The Role of Big Data in Avoiding the Banking Default in Algeria (The Possibility of Upgrading the Preventive Centers of the Bank of Algeria as a Source of Big Data)
MOHAMED ILIFI1 and HAMZA BELGHALEM2
This chapter aims to demonstrate the role of extensive data in providing the necessary information to the Algerian banks for the effective management of banking risks to achieve safety and security in the Algerian banking units and thus avoid banking stumbling. Stability and centralization of budgets created by the Algerian Bank as a large data source help Algerian banks detect banking risks and avoid banking stumbling. We have noted that these centers have all the huge data attributes, in terms of information volume, velocity, variety, and value, which helps Algerian banks to make better decisions based on the information resulting from the analysis of the huge data through these centers and thus effectively manage risk and avoid bank defaults.
Due to the recent developments in the banking environment, the Algerian banking system has kept pace with its changes and introduced it into the competitive environment.
This has led to an increase in the severity of banking risks to this system, which led to attention to ways and methods that enable it to beat and overcome those risks. However, as banking risks intensified and diversified significantly, this made it difficult to count them due to the high sample size.

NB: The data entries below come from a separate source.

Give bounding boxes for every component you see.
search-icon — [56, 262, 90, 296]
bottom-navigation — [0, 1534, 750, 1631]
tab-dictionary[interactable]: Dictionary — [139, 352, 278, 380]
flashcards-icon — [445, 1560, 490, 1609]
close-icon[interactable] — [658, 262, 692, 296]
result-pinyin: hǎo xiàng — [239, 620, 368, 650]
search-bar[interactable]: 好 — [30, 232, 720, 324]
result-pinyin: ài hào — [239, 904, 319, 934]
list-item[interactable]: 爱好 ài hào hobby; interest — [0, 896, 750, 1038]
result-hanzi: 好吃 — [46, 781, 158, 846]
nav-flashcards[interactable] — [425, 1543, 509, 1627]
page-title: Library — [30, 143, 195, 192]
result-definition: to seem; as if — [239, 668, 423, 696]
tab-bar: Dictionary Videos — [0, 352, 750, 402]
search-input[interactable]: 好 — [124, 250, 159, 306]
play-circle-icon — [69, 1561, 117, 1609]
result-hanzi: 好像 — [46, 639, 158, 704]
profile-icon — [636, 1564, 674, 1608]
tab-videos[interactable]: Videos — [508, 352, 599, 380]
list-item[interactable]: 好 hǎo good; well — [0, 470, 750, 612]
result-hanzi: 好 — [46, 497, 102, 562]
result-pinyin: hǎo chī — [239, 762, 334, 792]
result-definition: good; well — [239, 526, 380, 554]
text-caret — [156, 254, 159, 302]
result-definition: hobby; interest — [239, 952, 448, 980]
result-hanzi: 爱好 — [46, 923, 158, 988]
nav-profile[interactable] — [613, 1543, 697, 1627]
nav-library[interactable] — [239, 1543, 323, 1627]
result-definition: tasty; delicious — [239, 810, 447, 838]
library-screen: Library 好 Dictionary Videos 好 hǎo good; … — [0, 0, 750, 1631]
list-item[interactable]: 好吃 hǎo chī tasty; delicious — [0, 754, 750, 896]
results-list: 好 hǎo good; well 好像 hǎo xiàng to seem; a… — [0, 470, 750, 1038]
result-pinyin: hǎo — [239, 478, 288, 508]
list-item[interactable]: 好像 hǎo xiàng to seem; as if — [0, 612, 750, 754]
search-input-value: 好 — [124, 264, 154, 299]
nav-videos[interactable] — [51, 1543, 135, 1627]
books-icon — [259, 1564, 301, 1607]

Dealing with this type changed the way the statisticians think or even the methods used in analyzing these data quickly and accurately. Furthermore, the enormous amount of data produced, processed, and made accessible to banking institutions has become a source of strength for the accurate and fastest possible identification of risks. Therefore, Algerian banks should adopt preventive centers to effectively store and analyze information, particularly after the issuance of monetary law, which helps banks avoid bank defaults.
To take note of the various aspects of this topic, we divided this chapter into three main themes:
- • Section 15.2: Theoretical framework for big data.
- • Section 15.3: Basic concepts of bank default.
- • Section 15.4: The role of preventive centers as a source of big data in avoiding the problem of banking default in Algeria.